A Reflection for the Memorial of St. Jerome, Priest and Doctor of the Church
Find today’s readings here.
“Then Job began to tear his cloak and cut off his hair. He cast himself prostrate upon the ground, and said, ‘Naked I came forth from my mother’s womb, and naked shall I go back again. The LORD gave and the LORD has taken away; blessed be the name of the LORD!’ In all this Job did not sin, nor did he say anything disrespectful of God.”
Would you curse God if you lost everything?
In our 21st-century world of instant gratification, we often believe that we are in control of our lives. It’s hard to imagine an inconvenienced existence when our desires have doorstep delivery.
But in today’s first reading, we meet a man that really did lose everything—his oxen, his donkeys, his servants, his sheep, his camels and all of his children. Everything he had worked for evaporates in a whiplash minute, and the triumphs of his life become irredeemable at a level beyond our imagination. I don’t think many of us can fully comprehend how Job must have felt after the hurricane of losses that struck him. After all, he was human, and humans sometimes think we are the “masters of our fates” and “captains of our souls.”
If Job’s success in life were to be graphed, then at the time we meet him, we would think the stock market had just crashed. We can’t even cite karma for this hurricane of losses, unraveling his progress like thunderous waves against a quiet shore. Job is “blameless and upright,” a model Christian. It's for this reason that God proposes him as a litmus test for unconditional faith in the first place.
After things fall apart, he still chooses to worship God. His devotion is unconditional. In a position of complete surrender with his body flat upon the earth, Job embraces life’s precarity with the words, “The Lord gave, and the Lord has taken away; blessed be the name of the Lord.”

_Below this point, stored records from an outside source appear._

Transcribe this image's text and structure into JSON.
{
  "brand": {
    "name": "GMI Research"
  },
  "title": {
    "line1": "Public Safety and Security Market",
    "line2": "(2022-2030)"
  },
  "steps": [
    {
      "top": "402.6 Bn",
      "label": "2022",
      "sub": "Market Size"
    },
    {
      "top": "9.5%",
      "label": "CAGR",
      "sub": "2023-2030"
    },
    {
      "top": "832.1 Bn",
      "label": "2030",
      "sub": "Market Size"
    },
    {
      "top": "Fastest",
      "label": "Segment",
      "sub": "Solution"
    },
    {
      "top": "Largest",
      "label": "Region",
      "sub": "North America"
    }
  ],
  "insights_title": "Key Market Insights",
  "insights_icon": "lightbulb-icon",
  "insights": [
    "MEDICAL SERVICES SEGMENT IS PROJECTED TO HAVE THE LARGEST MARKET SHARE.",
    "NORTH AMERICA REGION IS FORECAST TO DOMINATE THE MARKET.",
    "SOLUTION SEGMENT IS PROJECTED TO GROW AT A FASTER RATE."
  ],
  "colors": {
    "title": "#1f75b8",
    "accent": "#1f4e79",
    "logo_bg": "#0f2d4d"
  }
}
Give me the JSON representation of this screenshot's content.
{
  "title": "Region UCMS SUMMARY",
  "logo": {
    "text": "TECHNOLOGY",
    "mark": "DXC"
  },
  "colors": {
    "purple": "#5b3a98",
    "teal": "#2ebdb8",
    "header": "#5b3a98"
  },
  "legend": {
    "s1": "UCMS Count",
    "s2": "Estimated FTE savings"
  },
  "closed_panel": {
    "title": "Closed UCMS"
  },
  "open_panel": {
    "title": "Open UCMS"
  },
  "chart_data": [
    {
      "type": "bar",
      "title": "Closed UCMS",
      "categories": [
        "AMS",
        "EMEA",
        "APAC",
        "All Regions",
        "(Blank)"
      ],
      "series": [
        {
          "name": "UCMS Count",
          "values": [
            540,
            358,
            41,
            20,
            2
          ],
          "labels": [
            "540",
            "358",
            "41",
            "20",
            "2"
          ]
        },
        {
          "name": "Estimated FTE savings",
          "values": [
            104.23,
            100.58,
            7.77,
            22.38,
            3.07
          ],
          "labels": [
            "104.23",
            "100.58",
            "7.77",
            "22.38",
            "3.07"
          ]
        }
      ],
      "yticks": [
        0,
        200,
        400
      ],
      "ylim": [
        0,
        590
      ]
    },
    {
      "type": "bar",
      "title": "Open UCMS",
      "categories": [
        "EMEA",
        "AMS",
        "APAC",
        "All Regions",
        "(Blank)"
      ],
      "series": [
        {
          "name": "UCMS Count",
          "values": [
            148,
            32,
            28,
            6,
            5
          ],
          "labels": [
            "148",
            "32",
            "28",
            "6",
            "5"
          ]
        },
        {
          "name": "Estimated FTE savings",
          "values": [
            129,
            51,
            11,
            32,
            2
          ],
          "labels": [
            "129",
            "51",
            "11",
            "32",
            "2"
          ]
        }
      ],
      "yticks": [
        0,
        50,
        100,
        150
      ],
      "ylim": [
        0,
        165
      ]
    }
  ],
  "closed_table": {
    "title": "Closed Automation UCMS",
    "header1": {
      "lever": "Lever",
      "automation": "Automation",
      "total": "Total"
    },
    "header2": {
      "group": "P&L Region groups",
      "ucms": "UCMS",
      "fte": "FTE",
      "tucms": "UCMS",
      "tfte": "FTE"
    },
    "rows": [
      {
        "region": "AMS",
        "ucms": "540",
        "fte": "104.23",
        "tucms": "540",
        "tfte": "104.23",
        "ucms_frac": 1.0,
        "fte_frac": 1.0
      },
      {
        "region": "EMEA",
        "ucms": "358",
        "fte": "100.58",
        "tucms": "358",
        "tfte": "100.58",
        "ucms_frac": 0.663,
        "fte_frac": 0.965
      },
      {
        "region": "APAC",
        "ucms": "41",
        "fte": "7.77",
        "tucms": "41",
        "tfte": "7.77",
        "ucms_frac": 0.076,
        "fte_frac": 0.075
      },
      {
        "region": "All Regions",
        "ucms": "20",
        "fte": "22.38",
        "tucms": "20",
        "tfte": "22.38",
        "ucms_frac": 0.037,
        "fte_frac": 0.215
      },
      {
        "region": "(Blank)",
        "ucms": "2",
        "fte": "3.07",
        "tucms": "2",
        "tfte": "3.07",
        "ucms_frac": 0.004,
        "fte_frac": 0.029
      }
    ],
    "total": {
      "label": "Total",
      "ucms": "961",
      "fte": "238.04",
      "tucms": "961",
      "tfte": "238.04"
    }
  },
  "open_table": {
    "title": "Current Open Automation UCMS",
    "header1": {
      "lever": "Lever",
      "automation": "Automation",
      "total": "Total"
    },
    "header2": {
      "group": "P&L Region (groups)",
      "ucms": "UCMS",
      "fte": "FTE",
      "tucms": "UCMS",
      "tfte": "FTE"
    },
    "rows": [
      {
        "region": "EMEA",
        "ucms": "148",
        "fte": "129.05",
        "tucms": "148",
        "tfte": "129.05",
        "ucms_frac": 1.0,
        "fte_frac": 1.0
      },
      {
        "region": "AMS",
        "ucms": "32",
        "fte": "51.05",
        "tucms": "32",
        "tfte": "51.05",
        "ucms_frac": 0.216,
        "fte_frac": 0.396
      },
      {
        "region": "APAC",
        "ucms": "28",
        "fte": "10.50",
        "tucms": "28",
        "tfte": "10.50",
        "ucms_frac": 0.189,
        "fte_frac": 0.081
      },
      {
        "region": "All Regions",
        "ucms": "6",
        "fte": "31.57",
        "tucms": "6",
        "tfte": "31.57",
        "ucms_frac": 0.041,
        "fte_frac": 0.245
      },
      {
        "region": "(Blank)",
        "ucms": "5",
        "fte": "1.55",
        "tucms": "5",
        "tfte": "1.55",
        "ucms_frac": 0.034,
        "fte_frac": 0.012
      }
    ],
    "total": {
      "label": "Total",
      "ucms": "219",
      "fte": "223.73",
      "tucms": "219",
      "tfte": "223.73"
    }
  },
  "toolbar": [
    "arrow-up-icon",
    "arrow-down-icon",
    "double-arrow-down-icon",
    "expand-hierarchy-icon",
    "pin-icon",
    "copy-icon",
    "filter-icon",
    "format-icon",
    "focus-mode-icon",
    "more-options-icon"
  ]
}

The story of Job is a perfect illustration of how we cannot control the world around us; it also reminds us that we are susceptible daily to losing everything. But I want to talk about the real question at the heart of the story of Job, one which has confounded Christians for centuries: If success is the result of righteousness, then who wouldn’t be righteous? Would we resist cursing God if we lost everything, and would we truly love God for nothing?

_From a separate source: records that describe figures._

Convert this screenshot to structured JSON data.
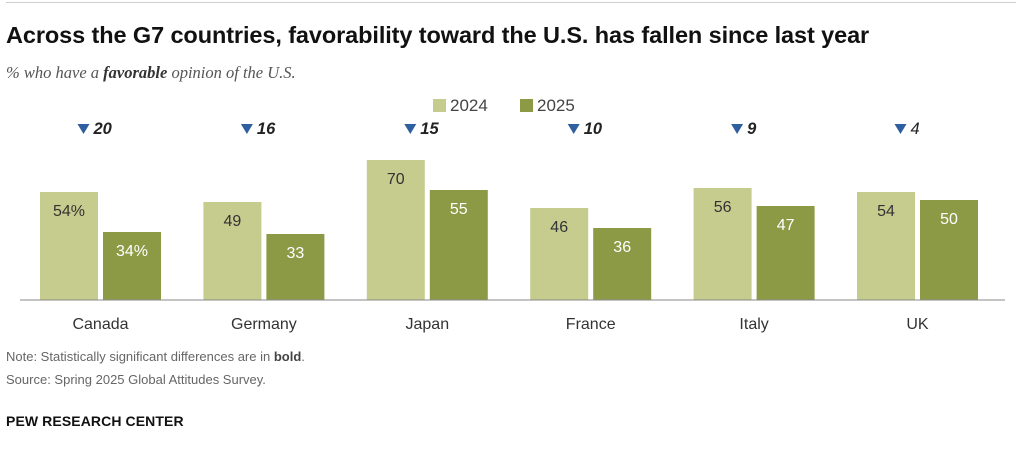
{
  "header": {
    "title": "Across the G7 countries, favorability toward the U.S. has fallen since last year",
    "subtitle_pre": "% who have a ",
    "subtitle_bold": "favorable",
    "subtitle_post": " opinion of the U.S."
  },
  "chart_data": {
    "type": "bar",
    "title": "Across the G7 countries, favorability toward the U.S. has fallen since last year",
    "ylabel": "% who have a favorable opinion of the U.S.",
    "xlabel": "",
    "ylim": [
      0,
      100
    ],
    "legend_position": "top-center",
    "categories": [
      "Canada",
      "Germany",
      "Japan",
      "France",
      "Italy",
      "UK"
    ],
    "series": [
      {
        "name": "2024",
        "color": "#c5cc8e",
        "values": [
          54,
          49,
          70,
          46,
          56,
          54
        ],
        "labels": [
          "54%",
          "49",
          "70",
          "46",
          "56",
          "54"
        ]
      },
      {
        "name": "2025",
        "color": "#8d9a45",
        "values": [
          34,
          33,
          55,
          36,
          47,
          50
        ],
        "labels": [
          "34%",
          "33",
          "55",
          "36",
          "47",
          "50"
        ]
      }
    ],
    "change": {
      "marker_color": "#2f5f9e",
      "values": [
        "20",
        "16",
        "15",
        "10",
        "9",
        "4"
      ],
      "significant": [
        true,
        true,
        true,
        true,
        true,
        false
      ]
    }
  },
  "notes": {
    "note_pre": "Note: Statistically significant differences are in ",
    "note_bold": "bold",
    "note_post": ".",
    "source": "Source: Spring 2025 Global Attitudes Survey.",
    "brand": "PEW RESEARCH CENTER"
  }
}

Satan first asks this question to God when the two are setting up the terms and conditions for a divine bet that sets Job’s plot in motion. Satan wages that Job would curse God if his blessings were removed. Job has thus far been blessed with a wonderful life and prosperity as a result of his hard work, and though Satan pushes God’s buttons, he raises a fair point: God has put a fence around Job, insulating him from disaster and rewarding his industry. Who wouldn’t be faithful when doing so has made you rich beyond imagination?
So Job’s paradoxical response to losing everything has earned him a household name. Despite his devastating losses, Job defies Satan’s original prediction, who had told God, “put forth your hand and touch anything that he has, and surely he will blaspheme you to your face.” Job’s actions sing a different tune: I love God for who he is, not for what he gives me. I will love God for nothing.
Job’s righteous surrender to uncontrollable disasters that destroyed his life illustrates that our love for God must be unconditional. We must enter into daily conversation with surrender in order to meet our greater purpose: devotion to God. I challenge us today to focus on the burning questions revealed by the bet between God and Satan—Will we love God for nothing?—and hopefully, we can learn something valuable about ourselves. In an age of optimization, I also encourage us to take a closer look at this idea of “righteous surrender.” To be a Job means to love God no matter what, not only when God is good to us.